C.W. Gluck:
 Iphigénie en Tauride

 A plot summary from Opera~Opera -- Australasia's
 independent monthly newspaper of the musical
 theatre, established in 1978.
                                    Aug 97

                                    The action has its roots in the beginning of the Trojan War, when
                                    Agamemnon was forced to carry out a rash vow and consent to the
                                    sacrifice of his elder daughter, Iphigenia, to procure a favorable wind
                                    for the Greek fleet. At the last minute, the goddess Diana rescued
                                    Iphigenia under the cover of a cloud and transported her to Tauris,
                                    where she served as Diana's priestess. Meanwhile, Clytemnestra,
                                    Agamemnon's wife, driven partly by anger at the supposed death of her
                                    daughter, has killed Agamemnon, and Orestes, their son, has, at the
                                    instigation of the gods, killed his mother to avenge his father's murder.
                                    With his friend Pylades, he arrives in Tauris, following the command of
                                    Diana to rescue her images.

Jacques Louis David, Anger of Achilles
after Euripides's, Iphigeneia At Aulis
Iphigeneia is not to marry Achilles, but die....

                                    ACT I

                                    The entrance to the temple of Diana As a storm rages, Iphigenia and her
                                    fellow priestesses pray for deliverance from their exile.
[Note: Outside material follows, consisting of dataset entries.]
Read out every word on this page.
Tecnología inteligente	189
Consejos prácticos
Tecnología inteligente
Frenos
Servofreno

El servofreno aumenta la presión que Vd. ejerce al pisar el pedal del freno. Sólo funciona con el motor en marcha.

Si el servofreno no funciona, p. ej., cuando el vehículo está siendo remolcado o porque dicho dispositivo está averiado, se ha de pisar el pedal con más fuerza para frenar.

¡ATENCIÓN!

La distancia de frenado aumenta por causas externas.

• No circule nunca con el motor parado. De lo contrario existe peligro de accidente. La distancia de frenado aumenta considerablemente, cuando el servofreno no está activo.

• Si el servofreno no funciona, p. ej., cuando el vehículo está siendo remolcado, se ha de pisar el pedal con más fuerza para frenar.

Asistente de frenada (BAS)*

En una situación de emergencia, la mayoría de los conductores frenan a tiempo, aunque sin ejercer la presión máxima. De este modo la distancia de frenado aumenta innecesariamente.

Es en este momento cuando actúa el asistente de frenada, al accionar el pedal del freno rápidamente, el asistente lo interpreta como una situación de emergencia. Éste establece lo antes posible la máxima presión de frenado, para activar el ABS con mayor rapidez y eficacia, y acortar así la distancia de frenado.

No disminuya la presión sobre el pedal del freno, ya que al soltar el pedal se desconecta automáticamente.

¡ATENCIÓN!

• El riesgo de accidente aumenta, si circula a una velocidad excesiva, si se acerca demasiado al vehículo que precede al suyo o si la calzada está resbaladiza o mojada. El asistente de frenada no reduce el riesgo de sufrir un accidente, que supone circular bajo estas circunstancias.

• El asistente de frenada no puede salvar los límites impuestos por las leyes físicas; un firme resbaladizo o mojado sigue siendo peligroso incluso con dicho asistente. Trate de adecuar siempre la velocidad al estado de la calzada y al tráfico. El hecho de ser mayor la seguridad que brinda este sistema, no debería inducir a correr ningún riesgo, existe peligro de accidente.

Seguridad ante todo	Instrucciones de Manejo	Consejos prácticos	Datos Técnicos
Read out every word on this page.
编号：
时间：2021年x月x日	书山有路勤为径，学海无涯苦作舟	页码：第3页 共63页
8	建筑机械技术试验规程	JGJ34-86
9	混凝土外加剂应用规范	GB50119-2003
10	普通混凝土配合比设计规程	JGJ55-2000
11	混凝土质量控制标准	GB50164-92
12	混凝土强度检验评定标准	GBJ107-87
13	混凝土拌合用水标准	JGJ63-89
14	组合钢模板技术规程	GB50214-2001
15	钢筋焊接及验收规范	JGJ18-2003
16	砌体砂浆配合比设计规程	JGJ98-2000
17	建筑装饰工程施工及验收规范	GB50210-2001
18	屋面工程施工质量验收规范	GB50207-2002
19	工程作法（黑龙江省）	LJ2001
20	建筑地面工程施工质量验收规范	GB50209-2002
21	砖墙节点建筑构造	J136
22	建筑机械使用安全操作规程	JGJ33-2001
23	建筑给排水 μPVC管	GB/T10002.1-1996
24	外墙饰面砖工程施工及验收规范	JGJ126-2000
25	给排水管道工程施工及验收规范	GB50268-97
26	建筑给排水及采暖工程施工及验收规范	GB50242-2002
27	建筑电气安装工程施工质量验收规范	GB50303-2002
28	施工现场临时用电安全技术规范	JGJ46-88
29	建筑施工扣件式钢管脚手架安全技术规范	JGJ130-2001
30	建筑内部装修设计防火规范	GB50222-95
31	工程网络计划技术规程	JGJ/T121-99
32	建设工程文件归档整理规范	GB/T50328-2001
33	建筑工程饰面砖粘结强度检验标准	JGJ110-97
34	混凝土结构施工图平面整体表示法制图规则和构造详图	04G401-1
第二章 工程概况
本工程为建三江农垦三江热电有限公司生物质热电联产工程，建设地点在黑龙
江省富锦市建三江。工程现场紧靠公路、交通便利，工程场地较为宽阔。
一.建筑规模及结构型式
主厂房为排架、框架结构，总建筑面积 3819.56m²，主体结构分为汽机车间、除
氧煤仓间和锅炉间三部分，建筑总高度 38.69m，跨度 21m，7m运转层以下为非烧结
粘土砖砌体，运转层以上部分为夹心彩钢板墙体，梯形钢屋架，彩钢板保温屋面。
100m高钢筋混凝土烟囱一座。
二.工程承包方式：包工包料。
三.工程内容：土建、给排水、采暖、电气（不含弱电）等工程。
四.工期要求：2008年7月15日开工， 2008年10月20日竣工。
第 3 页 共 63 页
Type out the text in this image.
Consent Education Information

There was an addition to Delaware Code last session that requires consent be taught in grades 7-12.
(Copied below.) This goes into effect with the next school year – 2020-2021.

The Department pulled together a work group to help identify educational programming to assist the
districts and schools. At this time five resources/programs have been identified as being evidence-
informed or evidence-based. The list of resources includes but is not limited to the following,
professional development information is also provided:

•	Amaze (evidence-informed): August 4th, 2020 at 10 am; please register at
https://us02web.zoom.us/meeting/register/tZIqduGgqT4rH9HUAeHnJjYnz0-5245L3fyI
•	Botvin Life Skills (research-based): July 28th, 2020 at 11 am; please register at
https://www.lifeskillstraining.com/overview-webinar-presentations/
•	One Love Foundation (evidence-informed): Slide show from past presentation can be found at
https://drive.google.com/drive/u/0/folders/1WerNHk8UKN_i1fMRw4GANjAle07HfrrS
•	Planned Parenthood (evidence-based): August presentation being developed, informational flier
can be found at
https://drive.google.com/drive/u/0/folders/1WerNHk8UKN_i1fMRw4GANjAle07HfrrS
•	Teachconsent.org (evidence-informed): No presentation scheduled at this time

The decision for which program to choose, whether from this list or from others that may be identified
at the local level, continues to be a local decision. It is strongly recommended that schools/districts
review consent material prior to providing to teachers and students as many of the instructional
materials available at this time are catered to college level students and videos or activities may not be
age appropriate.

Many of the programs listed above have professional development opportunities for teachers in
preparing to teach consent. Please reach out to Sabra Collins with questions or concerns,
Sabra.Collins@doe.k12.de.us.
Iphigenia recounts a
                                    dream in which the palace of Mycenae had burnt to the ground and
                                    Agamemnon was murdered. Her mother had handed her a sword and when
                                    she tried to approach her brother Orestes, she succeeded only in thrusting
                                    the sword into his breast. She begs Diana to withdraw the boon of life and
                                    let her die. Thoas, King of Tauris, unsettled by an oracle, begs Iphigenia to
                                    intercede with the gods on his behalf. He is convinced that only blood will
                                    appease them and is relieved when his followers announce the capture of
                                    two Greeks. He demands their immediate sacrifice. Orestes and Pylades are
                                    brought in and Orestes regrets that he will be the cause of Pylades' death.

                                    ACT II

                                    Inside the temple

                                    Pylades tries to comfort Orestes, who is haunted by his murder of his mother
                                    and by his responsibility for the death of his friend, who, however, is glad
                                    that they will die together. Pylades is taken away and Orestes is tormented
                                    by the Furies.

                                    When Iphigenia appears before him, he believes she is the ghost of his
                                    mother. In answer to her questions about her home, he tells her, without
                                    revealing his identity, of the terrible events in Mycenae, diverging from the
                                    truth only in telling her that Orestes has found the death he sought. Iphigenia
                                    and the priestesses lament the tragedy that has struck their homeland.

                                    ACT III

                                    Iphigenia's apartment

                                    Iphigenia grieves for the death of her brother, of whom the stranger reminds
                                    her, and consents to the wish of the priestesses that she communicate with
                                    her sister Electra, to which end she resolves to defy Thoas and save the life
                                    of one of the prisoners, though it is out of her power to save both.

                                    Because of the affinity she feels for him, she chooses Orestes, but he
                                    resolutely refuses his life, partly in the hope of saving Pylades and partly
                                    because of his guilt; but Pylades refuses to take his place. It is only when
                                    Orestes threatens to kill himself if he is not chosen as the sacrifice that
                                    Iphigenia yields. She gives the astonished Pylades a letter for Electra, but
                                    refuses to answer his questions. He is still resolved to save Orestes.

                                    ACT IV

                                    Inside the temple

                                    As the trembling Iphigenia prepares to sacrifice her brother, he assures her
                                    that death is welcome, but his mention of his sister Iphigenia reveals his
                                    identity. When Thoas, already enraged at the escape of Pylades, demands
                                    his death, Iphigenia defies him. Pylades kills Thoas and Diana tells Orestes to
                                    take her images, return with Iphigenia and reign in Mycenae.